İnancınıza ve kültürünüze, yol ulularınızın gösterdiği yöntem ve araçlarla sahiplenin. Yerinize, yurdunuza, inanç ve kültürünüze sahiplenirken, bilin ki, ‘Yol canlıdır, yol yaşamdır’ Yolda yaşanan sorunları sistemin ve sistem ile hemhal olmuş kişilerin "Mürşitliği” ile çözemezsiniz. İnancınızı ve bilincinizi diri tutun. Anadolu, Türkiye ve dünyayı "Yetmiş iki millete bir nazarla bakarak" yorumlayın. Bizde hoşgörü değil, yaren olma, haldaş olma, yoldaş olma ve bizden olmayanı bizim marifetimizle anlama, insana insanın hak ettiği değeri verme, insanı kendinden bilme vardır.

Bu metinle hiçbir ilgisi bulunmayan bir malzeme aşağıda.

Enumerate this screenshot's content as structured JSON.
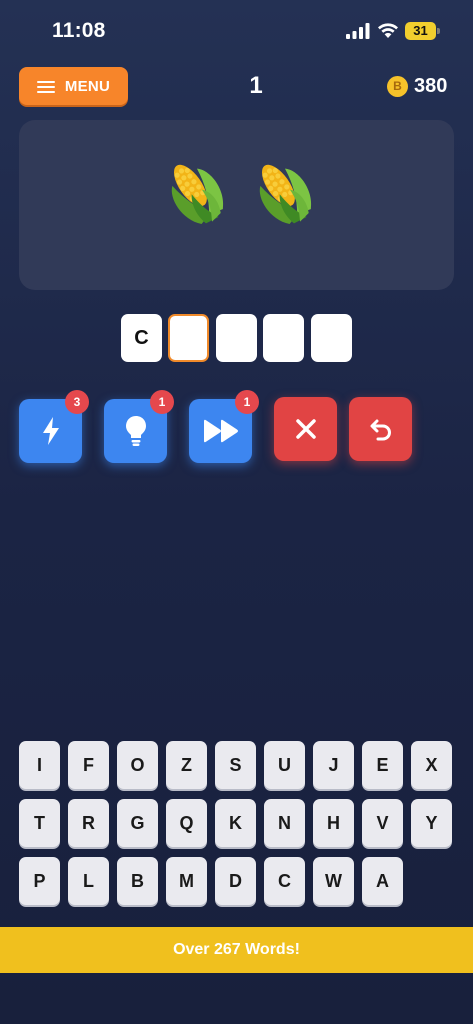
{
  "status_bar": {
    "time": "11:08",
    "battery": "31",
    "battery_color": "#f1ce2e"
  },
  "header": {
    "menu_label": "MENU",
    "level": "1",
    "coin_symbol": "B",
    "coins": "380",
    "accent": "#f7852a"
  },
  "clue": {
    "emojis": [
      "corn-emoji",
      "corn-emoji"
    ]
  },
  "answer": {
    "letters": [
      "C",
      "",
      "",
      "",
      ""
    ],
    "active_index": 1
  },
  "powerups": [
    {
      "name": "lightning",
      "count": "3",
      "color": "#3d86f0"
    },
    {
      "name": "hint-bulb",
      "count": "1",
      "color": "#3d86f0"
    },
    {
      "name": "skip",
      "count": "1",
      "color": "#3d86f0"
    },
    {
      "name": "clear",
      "color": "#e14444"
    },
    {
      "name": "undo",
      "color": "#e14444"
    }
  ],
  "keyboard": {
    "rows": [
      [
        "I",
        "F",
        "O",
        "Z",
        "S",
        "U",
        "J",
        "E",
        "X"
      ],
      [
        "T",
        "R",
        "G",
        "Q",
        "K",
        "N",
        "H",
        "V",
        "Y"
      ],
      [
        "P",
        "L",
        "B",
        "M",
        "D",
        "C",
        "W",
        "A"
      ]
    ]
  },
  "banner": {
    "text": "Over 267 Words!",
    "color": "#f0c01e"
  }
}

Dilini, kimliğini ve kültürünü yaşayamayan, yoksulluğu iliklerine kadar yaşayan insanlar inancı ve kimliği ne olursa olsun, onları kendinizden bilin.

Türk olun, Kürt olun, Ermeni, Süryani, Çerkez olun... Yoksulun, işsizin, emekçinin haldaşı ve yoldaşı olun !...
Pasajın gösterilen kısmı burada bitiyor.